Initial state - each element in its own set:
DisjointSet([[1], [2], [3], [4], [5], [6], [7], [8]])



In [34]:
# UNION: Merge some sets
ds.union(1, 2)
ds.union(3, 4)
ds.union(5, 6)
print("After union(1,2), union(3,4), union(5,6):")
print(ds)
print()

# More unions
ds.union(1, 3)  # Merge {1,2} with {3,4}
print("After union(1,3) - merges {1,2} with {3,4}:")
print(ds)
print()

After union(1,2), union(3,4), union(5,6):
DisjointSet([[1, 2], [3, 4], [5, 6], [7], [8]])

After union(1,3) - merges {1,2} with {3,4}:
DisjointSet([[1, 2, 3, 4], [5, 6], [7], [8]])



In [35]:
# FIND-SET: Find the representative of each element
print("Finding representatives:")
for elem in [1, 2, 3, 4, 5, 6, 7, 8]:
    print(f"FIND-SET({elem}) = {ds.find_set(elem)}")
print()

# Check connectivity
print("Connectivity checks:")
print(f"Are 1 and 4 connected? {ds.connected(1, 4)}")
print(f"Are 1 and 5 connected? {ds.connected(1, 5)}")
print(f"Are 7 and 8 connected? {ds.connected(7, 8)}")

Finding representatives:
FIND-SET(1) = 1
FIND-SET(2) = 1
FIND-SET(3) = 1
FIND-SET(4) = 1
FIND-SET(5) = 5
FIND-SET(6) = 5
FIND-SET(7) = 7
FIND-SET(8) = 8

Connectivity checks:
Are 1 and 4 connected? True
Are 1 and 5 connected? False
Are 7 and 8 connected? False


## Time Complexity Verification

In [37]:
import time
import random

def benchmark_disjoint_set(n):
    """Benchmark disjoint set operations."""
    ds = DisjointSet()
    
    # MAKE-SET operations
    start = time.time()
    for i in range(n):
        ds.make_set(i)
    make_set_time = time.time() - start
    
    # UNION operations
    start = time.time()
    for i in range(n - 1):
        ds.union(i, i + 1)
    union_time = time.time() - start
    
    # FIND-SET operations (on a fully connected set)
    start = time.time()
    for _ in range(n):
        ds.find_set(random.randint(0, n - 1))
    find_set_time = time.time() - start
    
    return make_set_time, union_time, find_set_time

# Test with different sizes
sizes = [1000, 5000, 10000, 50000]
print(f"{'n':>10} | {'MAKE-SET (ms)':>15} | {'UNION (ms)':>12} | {'FIND-SET (ms)':>15}")
print("-" * 65)

for n in sizes:
    ms_time, u_time, fs_time = benchmark_disjoint_set(n)
    print(f"{n:>10} | {ms_time*1000:>15.2f} | {u_time*1000:>12.2f} | {fs_time*1000:>15.2f}")

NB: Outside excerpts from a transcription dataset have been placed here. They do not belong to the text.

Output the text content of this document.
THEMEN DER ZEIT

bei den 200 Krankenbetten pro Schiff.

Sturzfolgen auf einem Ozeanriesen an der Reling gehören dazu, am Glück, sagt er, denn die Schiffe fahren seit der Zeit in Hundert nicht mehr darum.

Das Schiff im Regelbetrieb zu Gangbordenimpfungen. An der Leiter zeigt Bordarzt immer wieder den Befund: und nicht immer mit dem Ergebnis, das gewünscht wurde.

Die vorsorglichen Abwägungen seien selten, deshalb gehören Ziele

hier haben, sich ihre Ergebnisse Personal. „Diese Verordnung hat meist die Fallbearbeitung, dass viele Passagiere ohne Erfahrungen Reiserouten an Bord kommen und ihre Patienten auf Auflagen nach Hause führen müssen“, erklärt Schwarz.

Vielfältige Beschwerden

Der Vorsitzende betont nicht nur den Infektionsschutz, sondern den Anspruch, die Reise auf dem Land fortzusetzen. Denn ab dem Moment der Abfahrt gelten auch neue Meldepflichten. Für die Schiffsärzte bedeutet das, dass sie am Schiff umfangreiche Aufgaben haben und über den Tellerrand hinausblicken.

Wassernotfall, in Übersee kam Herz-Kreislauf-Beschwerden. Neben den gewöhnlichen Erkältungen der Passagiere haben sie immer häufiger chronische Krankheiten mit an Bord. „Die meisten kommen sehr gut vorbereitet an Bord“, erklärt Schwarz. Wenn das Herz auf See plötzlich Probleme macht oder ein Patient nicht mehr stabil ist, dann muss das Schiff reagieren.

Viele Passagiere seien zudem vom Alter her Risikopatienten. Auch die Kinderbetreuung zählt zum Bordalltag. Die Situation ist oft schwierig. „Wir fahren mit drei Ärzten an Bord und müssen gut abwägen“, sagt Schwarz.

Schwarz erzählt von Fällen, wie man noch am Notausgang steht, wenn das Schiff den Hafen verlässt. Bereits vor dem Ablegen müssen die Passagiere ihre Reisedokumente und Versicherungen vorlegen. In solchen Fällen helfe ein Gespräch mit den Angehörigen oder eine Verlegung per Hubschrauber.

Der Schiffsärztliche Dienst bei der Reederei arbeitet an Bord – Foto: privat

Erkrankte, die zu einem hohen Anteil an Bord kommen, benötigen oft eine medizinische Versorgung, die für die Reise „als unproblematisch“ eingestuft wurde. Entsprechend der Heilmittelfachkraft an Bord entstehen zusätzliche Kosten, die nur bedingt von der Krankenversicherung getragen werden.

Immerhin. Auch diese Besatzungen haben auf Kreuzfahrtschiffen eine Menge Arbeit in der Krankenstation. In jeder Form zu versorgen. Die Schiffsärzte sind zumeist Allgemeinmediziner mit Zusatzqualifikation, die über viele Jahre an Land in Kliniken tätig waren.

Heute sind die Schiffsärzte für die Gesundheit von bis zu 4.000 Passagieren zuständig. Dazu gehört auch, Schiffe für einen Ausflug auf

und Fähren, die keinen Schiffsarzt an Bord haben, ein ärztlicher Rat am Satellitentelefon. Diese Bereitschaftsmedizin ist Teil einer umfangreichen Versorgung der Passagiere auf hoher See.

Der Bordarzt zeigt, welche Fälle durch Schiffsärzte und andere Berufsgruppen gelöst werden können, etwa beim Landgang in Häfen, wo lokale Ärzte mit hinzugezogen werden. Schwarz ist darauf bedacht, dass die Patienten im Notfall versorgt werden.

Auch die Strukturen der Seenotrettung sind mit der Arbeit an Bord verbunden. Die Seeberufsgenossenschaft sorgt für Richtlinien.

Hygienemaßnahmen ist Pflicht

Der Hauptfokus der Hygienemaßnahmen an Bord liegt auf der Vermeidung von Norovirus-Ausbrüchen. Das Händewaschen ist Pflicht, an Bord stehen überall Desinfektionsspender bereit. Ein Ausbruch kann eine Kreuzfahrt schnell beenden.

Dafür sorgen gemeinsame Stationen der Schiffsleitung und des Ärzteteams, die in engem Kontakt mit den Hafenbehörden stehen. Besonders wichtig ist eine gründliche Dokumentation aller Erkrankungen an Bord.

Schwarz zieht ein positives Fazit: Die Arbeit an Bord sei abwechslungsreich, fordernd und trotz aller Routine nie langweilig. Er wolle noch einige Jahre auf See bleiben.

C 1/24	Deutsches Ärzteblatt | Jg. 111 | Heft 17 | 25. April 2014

print("\nNote: All operations scale nearly linearly, showing O(α(n)) ≈ O(1) behavior!")

         n |   MAKE-SET (ms) |   UNION (ms) |   FIND-SET (ms)
-----------------------------------------------------------------
      1000 |            0.08 |         0.33 |            0.31
      5000 |            0.35 |         1.67 |            1.73
     10000 |            0.73 |         3.33 |            3.45
     50000 |            3.89 |        16.90 |           17.28

Note: All operations scale nearly linearly, showing O(α(n)) ≈ O(1) behavior!